Bory et la passion des voyages...

Publié le par Ferrière Hervé

 

 

             Comme Stendhal, qui « ne serait plus lui-même s’il n’était saisi, inlassablement, de la folle passion de partir, de quêter les paysages et la singularité de l’ailleurs. Reiseinfieber, fièvre des voyage, disent les Allemands[1]», Bory est toujours sur le départ. Campant partout, réellement chez lui nulle part. Il goutte des pays les paysages, les productions naturelles, les femmes, quelques fois les mots (les langues ne sont pas maîtrisées mais baragouinées à l’image de l’espagnol) et l’histoire (il aime à plonger dans des considérations sur l’organisation sociale des pays visités mais dans un but essentiellement critique, pour vanter en retour la République ou du moins les bienfaits de la Révolution, notamment en matière de religiosité), et rarement la littérature ou les arts (son séjour en Prusse ne s’accompagne pas dans l’instant d’une découverte de la littérature de Schiller ni même de la musique : c’est plus tard, en prison, qu’il réclame à ses amis du dehors, des œuvres allemandes.) Les sciences et les scientifiques des régions visitées forment les centres d’intérêt, sans doute pour des raisons pratiques (les savants l’accueillent) et liés à sa volonté de partager (les fameux échanges de plantes, les longues correspondances pas toujours fidèles de son côté) de se faire connaître (la recherche de notoriété.)

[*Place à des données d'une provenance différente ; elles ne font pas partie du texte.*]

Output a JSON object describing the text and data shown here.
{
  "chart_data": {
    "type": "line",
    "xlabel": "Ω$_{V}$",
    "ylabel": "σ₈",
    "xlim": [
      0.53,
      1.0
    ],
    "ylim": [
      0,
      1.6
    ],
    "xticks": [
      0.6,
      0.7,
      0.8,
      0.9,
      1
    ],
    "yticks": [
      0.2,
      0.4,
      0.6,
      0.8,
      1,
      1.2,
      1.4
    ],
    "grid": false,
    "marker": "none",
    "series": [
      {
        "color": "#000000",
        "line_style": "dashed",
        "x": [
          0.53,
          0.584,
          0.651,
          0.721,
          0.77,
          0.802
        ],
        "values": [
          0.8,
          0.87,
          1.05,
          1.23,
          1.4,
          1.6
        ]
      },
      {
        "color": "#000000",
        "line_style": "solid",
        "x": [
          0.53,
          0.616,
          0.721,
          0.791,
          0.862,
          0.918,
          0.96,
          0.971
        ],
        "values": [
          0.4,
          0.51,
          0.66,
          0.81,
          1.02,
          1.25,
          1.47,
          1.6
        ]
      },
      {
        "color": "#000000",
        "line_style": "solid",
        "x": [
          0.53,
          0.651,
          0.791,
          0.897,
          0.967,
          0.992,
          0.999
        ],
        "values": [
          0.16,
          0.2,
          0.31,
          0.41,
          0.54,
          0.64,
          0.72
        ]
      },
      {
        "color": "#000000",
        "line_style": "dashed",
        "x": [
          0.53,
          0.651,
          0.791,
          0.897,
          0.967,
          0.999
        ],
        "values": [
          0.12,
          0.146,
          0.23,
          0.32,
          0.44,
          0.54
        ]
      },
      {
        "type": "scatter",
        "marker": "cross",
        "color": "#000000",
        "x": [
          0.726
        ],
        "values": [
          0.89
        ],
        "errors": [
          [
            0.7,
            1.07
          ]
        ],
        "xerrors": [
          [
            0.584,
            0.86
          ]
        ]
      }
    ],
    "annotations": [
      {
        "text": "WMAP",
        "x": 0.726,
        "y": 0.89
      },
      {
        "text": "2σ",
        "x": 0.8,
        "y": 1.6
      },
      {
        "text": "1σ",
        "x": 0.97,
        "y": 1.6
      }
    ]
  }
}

Bory s’inscrit dans une histoire qui ne pourra qu’être esquissée ici : celle des voyageurs, mais surtout de l’appel des rivages lointains : comme Gauguin et le cadre affairé du troisième millénaire, ce sont les pays ensoleillés qui l’attirent. Le mythe de Tahiti et du paradis originel habitent sa pensée comme une certitude. Il entend l’appel du Sud qui vient encore résonner sur les affiches publicitaires nous entourant, cet appel qui parcoure les littératures moroses et désabusées de ceux qui ont connu ou trop rêvés les tropiques, de Konrad à Manuel Vasquez Montalban : « Lire jusqu’à la nuit tombée, et en hiver, voyager vers le sud[2]. »

Rien n’est plus loin de lui que les forêts impénétrables de Pologne, les plaines boueuses de la Prusse, les flancs du Brocken, les montagnes du Harz, les rives du Danube, du Weser ou de l’Oder, les villes toujours humides et froides « passées au vernis.[3] » Le grand Nord ne l’attire pas (même si la tentation de l’Islande se fait sentir pendant l’exil, elle le quittera bien vite.) Les plaines de Moscou, qu’il a entraperçues depuis Tilsit, avaient accueilli Diderot et fait rêver deux « voisins du sud-ouest » Montaigne et Montesquieu. Beyle les avait vu de trop près. Bory cherchera les fuir. Est-ce parce que les régions polaires ou froides représentent le vrai désert ou l’absence de plantes ? Bory n’aurait pas goutter les appels entendus par les héros, humains ou non, de Jack London, même vers une forêt boréale peuplée d’espèces inconnues, de cryptogames enchanteresses. 

 Bory lui, ne voit dans « ses » mers du sud que promenades et bonheur : les tropiques, n’en déplaise à certains, ne lui paraîtront jamais tristes.  Le sud est synonyme d’un bonheur partagé –le voyage autour du monde se fera avec les amis, et d’abord avec Dufour – de découverte de nouvelles espèces – la collecte éternelle et la collection à agrandir- et gloire au retour. Car pour Bory, l’essentiel est tout de même de rapporter quelque chose au retour. Il faut revenir. Quitte à repartir, indéfiniment.

 



[1] LACOUTURE, Jean, Stendhal, le bonheur vagabon, Paris, Seuil, 2004

[2] Montalban, M.V. Les mers du Sud, Paris, Gallimard, Folio 10-18, 1988, p. 58.

[3] Une expression de Simenon qui connaissait bien les villes du Nord où Bory dut s’exiler.